2.Kira sözleşmesini 6 ay önceden bildirimde bulunmak koşuluyla feshetme imkanı tanınan davalı kiracı, kendisine tanınan bu hakkı kullanmış ve kararlaştırılan ihtar süresine uyarak kiralananı tahliye etmiştir.
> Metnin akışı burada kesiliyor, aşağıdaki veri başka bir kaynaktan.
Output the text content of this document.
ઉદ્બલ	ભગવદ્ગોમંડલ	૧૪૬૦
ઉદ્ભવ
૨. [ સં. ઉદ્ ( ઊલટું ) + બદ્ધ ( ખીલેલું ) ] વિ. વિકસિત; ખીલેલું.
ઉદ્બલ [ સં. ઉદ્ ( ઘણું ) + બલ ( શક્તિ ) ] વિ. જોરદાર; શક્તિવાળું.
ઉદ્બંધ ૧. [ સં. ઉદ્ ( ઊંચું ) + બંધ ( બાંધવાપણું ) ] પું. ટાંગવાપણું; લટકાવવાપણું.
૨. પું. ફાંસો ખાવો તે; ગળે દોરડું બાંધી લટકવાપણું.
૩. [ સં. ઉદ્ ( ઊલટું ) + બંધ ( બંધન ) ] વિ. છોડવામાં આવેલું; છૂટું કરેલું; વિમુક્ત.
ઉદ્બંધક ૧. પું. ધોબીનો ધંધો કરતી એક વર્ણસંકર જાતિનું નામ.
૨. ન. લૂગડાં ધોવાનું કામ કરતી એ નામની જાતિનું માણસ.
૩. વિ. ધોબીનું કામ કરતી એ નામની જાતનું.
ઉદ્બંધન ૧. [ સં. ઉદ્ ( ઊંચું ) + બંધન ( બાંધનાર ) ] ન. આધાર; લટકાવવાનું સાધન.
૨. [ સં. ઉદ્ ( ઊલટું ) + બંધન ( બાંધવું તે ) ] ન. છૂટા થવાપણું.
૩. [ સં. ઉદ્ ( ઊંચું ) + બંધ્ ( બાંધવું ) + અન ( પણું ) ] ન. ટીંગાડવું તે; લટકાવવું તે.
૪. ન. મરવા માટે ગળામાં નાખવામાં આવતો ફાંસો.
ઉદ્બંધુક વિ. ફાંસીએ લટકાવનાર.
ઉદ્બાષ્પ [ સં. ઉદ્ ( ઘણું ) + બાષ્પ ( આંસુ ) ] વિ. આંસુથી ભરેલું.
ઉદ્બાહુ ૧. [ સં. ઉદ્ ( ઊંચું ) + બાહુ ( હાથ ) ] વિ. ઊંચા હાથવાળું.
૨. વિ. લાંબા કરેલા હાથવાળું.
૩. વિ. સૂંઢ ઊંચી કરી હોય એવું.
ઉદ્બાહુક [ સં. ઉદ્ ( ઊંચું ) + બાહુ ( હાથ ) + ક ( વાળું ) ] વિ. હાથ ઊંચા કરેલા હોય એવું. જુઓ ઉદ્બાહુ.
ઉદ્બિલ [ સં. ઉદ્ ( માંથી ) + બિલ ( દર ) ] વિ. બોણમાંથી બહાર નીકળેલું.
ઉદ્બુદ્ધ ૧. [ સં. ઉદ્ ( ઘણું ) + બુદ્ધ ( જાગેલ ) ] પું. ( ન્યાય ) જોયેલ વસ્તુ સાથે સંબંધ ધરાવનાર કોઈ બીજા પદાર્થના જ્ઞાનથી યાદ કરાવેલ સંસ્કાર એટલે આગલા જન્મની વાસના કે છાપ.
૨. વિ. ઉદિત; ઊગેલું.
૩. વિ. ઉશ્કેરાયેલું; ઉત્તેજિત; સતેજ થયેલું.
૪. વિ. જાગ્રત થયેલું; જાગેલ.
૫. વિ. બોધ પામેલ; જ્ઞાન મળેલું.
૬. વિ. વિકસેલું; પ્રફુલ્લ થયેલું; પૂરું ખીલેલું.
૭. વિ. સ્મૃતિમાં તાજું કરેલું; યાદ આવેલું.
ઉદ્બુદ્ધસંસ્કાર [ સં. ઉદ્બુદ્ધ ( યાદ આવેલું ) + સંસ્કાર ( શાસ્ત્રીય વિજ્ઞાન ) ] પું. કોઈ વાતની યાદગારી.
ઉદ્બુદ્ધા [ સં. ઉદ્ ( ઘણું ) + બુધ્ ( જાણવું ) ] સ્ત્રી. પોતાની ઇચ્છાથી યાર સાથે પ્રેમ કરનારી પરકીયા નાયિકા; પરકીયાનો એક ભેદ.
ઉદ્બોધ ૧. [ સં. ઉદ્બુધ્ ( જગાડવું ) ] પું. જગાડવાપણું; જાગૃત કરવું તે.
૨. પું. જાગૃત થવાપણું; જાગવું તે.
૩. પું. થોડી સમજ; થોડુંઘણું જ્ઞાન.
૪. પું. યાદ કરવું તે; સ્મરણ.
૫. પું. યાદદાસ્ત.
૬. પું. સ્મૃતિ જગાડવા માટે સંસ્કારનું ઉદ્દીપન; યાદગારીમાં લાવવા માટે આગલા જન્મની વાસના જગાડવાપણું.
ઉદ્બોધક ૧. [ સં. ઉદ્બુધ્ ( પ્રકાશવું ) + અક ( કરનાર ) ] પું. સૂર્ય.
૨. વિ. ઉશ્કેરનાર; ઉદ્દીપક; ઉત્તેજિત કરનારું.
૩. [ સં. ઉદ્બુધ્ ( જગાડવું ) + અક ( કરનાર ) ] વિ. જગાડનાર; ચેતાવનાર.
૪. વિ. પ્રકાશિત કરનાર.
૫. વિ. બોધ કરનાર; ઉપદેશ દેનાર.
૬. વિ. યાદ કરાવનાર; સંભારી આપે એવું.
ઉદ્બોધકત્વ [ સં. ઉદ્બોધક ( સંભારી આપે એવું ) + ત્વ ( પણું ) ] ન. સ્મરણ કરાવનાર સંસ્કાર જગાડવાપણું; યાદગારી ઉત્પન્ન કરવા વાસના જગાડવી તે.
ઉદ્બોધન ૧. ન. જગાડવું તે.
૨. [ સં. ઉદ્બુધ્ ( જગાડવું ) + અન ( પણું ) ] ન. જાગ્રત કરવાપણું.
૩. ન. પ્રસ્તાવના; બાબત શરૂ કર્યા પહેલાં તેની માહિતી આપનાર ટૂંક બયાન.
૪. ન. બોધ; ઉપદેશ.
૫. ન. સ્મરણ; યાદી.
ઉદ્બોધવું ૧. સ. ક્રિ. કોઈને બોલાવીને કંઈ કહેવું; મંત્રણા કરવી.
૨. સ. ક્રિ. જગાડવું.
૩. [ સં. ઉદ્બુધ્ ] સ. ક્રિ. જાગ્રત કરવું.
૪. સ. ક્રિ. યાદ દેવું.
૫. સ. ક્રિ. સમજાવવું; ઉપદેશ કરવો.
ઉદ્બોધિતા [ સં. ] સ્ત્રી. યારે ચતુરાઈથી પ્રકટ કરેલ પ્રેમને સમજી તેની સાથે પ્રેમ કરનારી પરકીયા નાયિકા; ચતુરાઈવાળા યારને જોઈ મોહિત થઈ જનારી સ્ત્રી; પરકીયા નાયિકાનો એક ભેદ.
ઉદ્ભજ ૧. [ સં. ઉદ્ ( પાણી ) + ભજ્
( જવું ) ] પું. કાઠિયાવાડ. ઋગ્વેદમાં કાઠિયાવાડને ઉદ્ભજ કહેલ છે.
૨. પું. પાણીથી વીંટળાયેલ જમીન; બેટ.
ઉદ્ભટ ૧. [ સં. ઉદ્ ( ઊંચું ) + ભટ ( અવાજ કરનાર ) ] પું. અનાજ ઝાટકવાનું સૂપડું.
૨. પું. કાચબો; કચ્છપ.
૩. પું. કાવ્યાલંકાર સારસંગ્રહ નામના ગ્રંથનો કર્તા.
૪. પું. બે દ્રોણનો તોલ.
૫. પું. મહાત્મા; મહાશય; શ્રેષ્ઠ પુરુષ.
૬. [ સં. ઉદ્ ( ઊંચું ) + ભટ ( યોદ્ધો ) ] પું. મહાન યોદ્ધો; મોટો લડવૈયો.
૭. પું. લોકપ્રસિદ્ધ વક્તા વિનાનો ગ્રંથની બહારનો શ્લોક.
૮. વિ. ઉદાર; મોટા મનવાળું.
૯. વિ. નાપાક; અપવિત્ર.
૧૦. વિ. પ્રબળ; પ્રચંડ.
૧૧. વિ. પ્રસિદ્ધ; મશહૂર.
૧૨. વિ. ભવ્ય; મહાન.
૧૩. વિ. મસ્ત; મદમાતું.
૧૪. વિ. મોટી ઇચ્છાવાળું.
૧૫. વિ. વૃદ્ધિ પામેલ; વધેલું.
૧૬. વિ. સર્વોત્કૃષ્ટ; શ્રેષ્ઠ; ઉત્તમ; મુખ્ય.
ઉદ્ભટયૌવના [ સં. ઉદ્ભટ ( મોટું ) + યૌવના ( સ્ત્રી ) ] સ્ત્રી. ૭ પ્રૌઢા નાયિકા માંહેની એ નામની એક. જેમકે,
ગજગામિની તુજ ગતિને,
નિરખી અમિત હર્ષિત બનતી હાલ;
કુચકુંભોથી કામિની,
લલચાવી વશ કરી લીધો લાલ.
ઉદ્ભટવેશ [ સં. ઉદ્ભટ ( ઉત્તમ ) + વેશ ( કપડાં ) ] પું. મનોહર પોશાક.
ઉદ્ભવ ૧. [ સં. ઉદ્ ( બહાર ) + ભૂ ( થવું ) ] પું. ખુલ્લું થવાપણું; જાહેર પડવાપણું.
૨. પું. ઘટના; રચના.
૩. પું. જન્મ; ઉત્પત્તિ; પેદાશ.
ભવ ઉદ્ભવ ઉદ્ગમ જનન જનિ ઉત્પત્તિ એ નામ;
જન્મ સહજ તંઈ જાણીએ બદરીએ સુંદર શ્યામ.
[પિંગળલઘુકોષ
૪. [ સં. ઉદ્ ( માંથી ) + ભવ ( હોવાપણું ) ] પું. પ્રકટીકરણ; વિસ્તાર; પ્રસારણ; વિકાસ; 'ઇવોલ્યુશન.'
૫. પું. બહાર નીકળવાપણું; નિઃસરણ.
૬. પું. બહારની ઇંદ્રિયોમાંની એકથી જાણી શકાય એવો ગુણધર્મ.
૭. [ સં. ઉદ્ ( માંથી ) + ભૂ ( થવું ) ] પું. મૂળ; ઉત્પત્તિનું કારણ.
Bu halde İlk Derece Mahkemesince; davalı kiracının tazminat ödemekle yükümlü olmadığının gözetilmesi ve davanın reddine karar verilmesi gerekirken, yanılgılı değerlendirme ile davanın kabulüne karar verilmiş olması doğru görülmemiş, bozmayı gerektirmiştir.
VI. KARAR
Açıklanan sebeple;
Temyiz olunan İlk Derece Mahkemesi kararına karşı istinaf başvurusunun reddine ilişkin Bölge Adliye Mahkemesi kararının 6100 sayılı Hukuk Muhakemeleri Kanunu'nun (6100 sayılı Kanun) 373 üncü maddesinin birinci fıkrası uyarınca ORTADAN KALDIRILMASINA,
İlk Derece Mahkemesi Kararının 6100 sayılı Kanun'un 371 inci maddesi uyarınca davalı yararına BOZULMASINA,
İstek halinde peşin alınan temyiz harcının davalıya iadesine,
Dosyanın İlk Derece Mahkemesine, kararın bir örneğinin Bölge Adliye Mahkemesine gönderilmesine,
21.11.2023 tarihinde oy birliğiyle karar verildi.